How many times have you heard the phrase “green is the new black” in the past year? Sustainable building is hot, and a flood of new products tout vague and cryptic claims about being green. Referred to as “greenwashing,” these exaggerated assertions range from tiny overstatements to outright lies.

Determining whether the product you’re buying is truly green can be a tricky business. Ask questions; look for trusted seals of approval and set priorities for yourself. The following suggestions can help you separate fact from fiction to determine a particular product’s true sustainability.

1. Look for certification. Several well-respected green-certification programs give you some assurance of product claims. Their websites usually list products that carry the certification. See these groups' certification labels, and check for them on products you purchase.

ENERGY STAR: Energy-efficiency guidelines are set by the U.S. Department of Energy for appliances, heating and cooling systems, lighting, roof products, windows, and doors.

FOREST STEWARDSHIP COUNCIL: Sets standards for responsible forest management and certifies products from specific woodlands.

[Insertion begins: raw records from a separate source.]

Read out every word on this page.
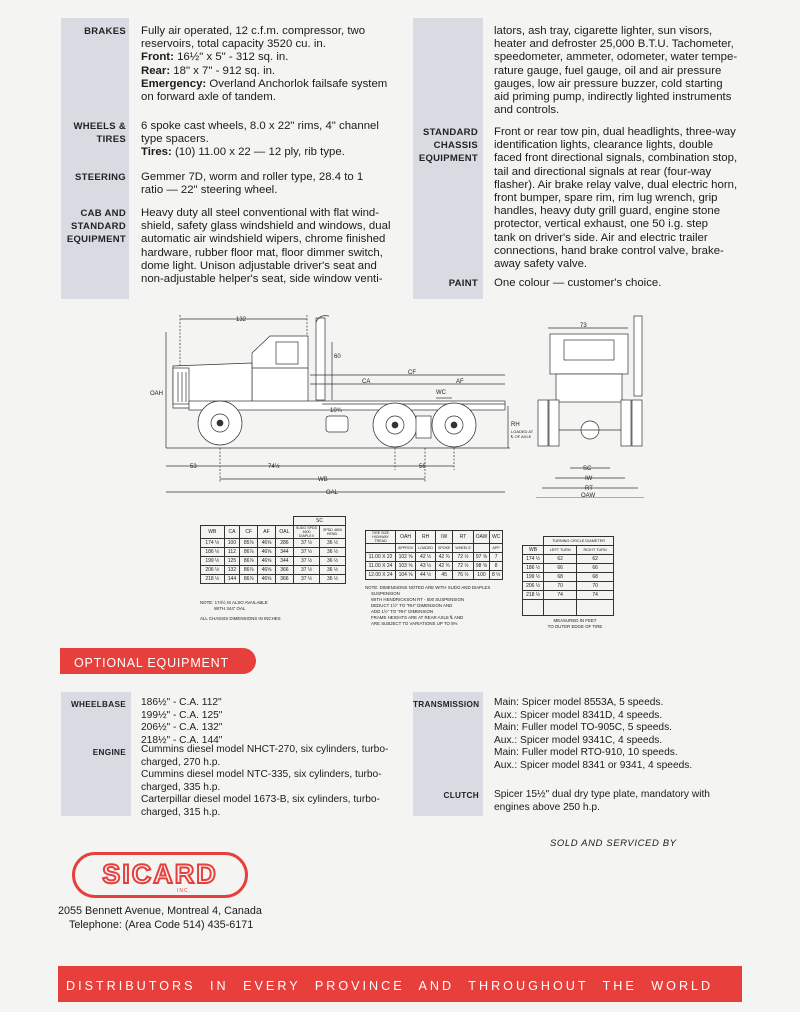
BRAKES Fully air operated, 12 c.f.m. compressor, two
reservoirs, total capacity 3520 cu. in.
Front: 16½" x 5" - 312 sq. in.
Rear: 18" x 7" - 912 sq. in.
Emergency: Overland Anchorlok failsafe system
on forward axle of tandem.
WHEELS &
TIRES
6 spoke cast wheels, 8.0 x 22" rims, 4" channel
type spacers.
Tires: (10) 11.00 x 22 — 12 ply, rib type.
STEERING Gemmer 7D, worm and roller type, 28.4 to 1
ratio — 22" steering wheel.
CAB AND
STANDARD
EQUIPMENT
Heavy duty all steel conventional with flat wind-
shield, safety glass windshield and windows, dual
automatic air windshield wipers, chrome finished
hardware, rubber floor mat, floor dimmer switch,
dome light. Unison adjustable driver's seat and
non-adjustable helper's seat, side window venti-
lators, ash tray, cigarette lighter, sun visors,
heater and defroster 25,000 B.T.U. Tachometer,
speedometer, ammeter, odometer, water tempe-
rature gauge, fuel gauge, oil and air pressure
gauges, low air pressure buzzer, cold starting
aid priming pump, indirectly lighted instruments
and controls.
STANDARD
CHASSIS
EQUIPMENT
Front or rear tow pin, dual headlights, three-way
identification lights, clearance lights, double
faced front directional signals, combination stop,
tail and directional signals at rear (four-way
flasher). Air brake relay valve, dual electric horn,
front bumper, spare rim, rim lug wrench, grip
handles, heavy duty grill guard, engine stone
protector, vertical exhaust, one 50 i.g. step
tank on driver's side. Air and electric trailer
connections, hand brake control valve, brake-
away safety valve.
PAINT One colour — customer's choice.
132
60
10¾
OAH
CF
CA	AF
WC
RH
LOADED AT
℄ OF AXLE
53	74½	56
WB
OAL
73
SC
IW
RT
OAW
					SC	
WB	CA	CF	AF	OAL	SUDO SPDD 4600 DIAPLEX	SPDD 4600 HEND.
174 ½	100	85⅞	46⅝	286	37 ½	36 ½
186 ½	112	86⅞	46⅝	344	37 ½	36 ½
199 ½	125	86⅞	46⅝	344	37 ½	36 ½
206 ½	132	86⅞	46⅝	366	37 ½	36 ½
218 ½	144	86⅞	46⅝	366	37 ½	36 ½
NOTE: 174½ IS ALSO AVAILABLE
WITH 344" OAL
ALL CHASSIS DIMENSIONS IN INCHES
TIRE SIZE HIGHWAY TREAD	OAH	RH	IW	RT	OAW	WC
	APPROX	LOADED	SPOKE	WHEELS		APP
11.00 X 22	102 ⅝	42 ½	42 ¾	72 ½	97 ⅝	7
11.00 X 24	103 ⅝	43 ½	42 ¾	72 ½	98 ⅝	8
12.00 X 24	104 ⅝	44 ½	45	76 ½	100	8 ½
NOTE: DIMENSIONS NOTED ARE WITH SUDO AND DIAPLEX
SUSPENSION
WITH HENDRICKSON RT - 500 SUSPENSION
DEDUCT 1½" TO "RH" DIMENSION AND
ADD 1½" TO "RH" DIMENSION
FRAME HEIGHTS ARE AT REAR AXLE ℄ AND
ARE SUBJECT TO VARIATIONS UP TO 5%
	TURNING CIRCLE DIAMETER	
WB	LEFT TURN	RIGHT TURN
174 ½	62	62
186 ½	66	66
199 ½	68	68
206 ½	70	70
218 ½	74	74

MEASURED IN FEET
TO OUTER EDGE OF TIRE
OPTIONAL EQUIPMENT
WHEELBASE 186½" - C.A. 112"
199½" - C.A. 125"
206½" - C.A. 132"
218½" - C.A. 144"
ENGINE Cummins diesel model NHCT-270, six cylinders, turbo-
charged, 270 h.p.
Cummins diesel model NTC-335, six cylinders, turbo-
charged, 335 h.p.
Carterpillar diesel model 1673-B, six cylinders, turbo-
charged, 315 h.p.
TRANSMISSION Main: Spicer model 8553A, 5 speeds.
Aux.: Spicer model 8341D, 4 speeds.
Main: Fuller model TO-905C, 5 speeds.
Aux.: Spicer model 9341C, 4 speeds.
Main: Fuller model RTO-910, 10 speeds.
Aux.: Spicer model 8341 or 9341, 4 speeds.
CLUTCH Spicer 15½" dual dry type plate, mandatory with
engines above 250 h.p.
SOLD AND SERVICED BY
SICARD
INC.
2055 Bennett Avenue, Montreal 4, Canada
Telephone: (Area Code 514) 435-6171
DISTRIBUTORS IN EVERY PROVINCE AND THROUGHOUT THE WORLD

GREENGUARD INDOOR AIR QUALITY: Approves products with low-VOC emissions including adhesives, appliances, ceiling, flooring, insulation, paint and wallcoverings.

GREEN SEAL: Maintains environmental standards for many products, including paints, cleaners, windows, alternative-fuel vehicles and paper.

LEED (Leadership in Energy and Environmental Design): The U.S. Green Building Council rates buildings, including homes, in categories such as water conservation, energy, materials and indoor air quality. The number of points awarded determines the building’s green level: certified, silver, gold or platinum. LEED certification applies to entire structures, not individual materials or products. Many manufacturers claim their product earns LEED points, but specific products only help a building qualify for those points.

SCIENTIFIC CERTIFICATION SYSTEMS: Certifies environmentally preferable products and services such as adhesives, sealants, cabinetry, carpet, doors, flooring and paints.

CRADLE TO CRADLE (C2C) Certification: Sets high standard for “environmentally intelligent” design, examining the entire lifecycle of environmentally safe and healthy materials.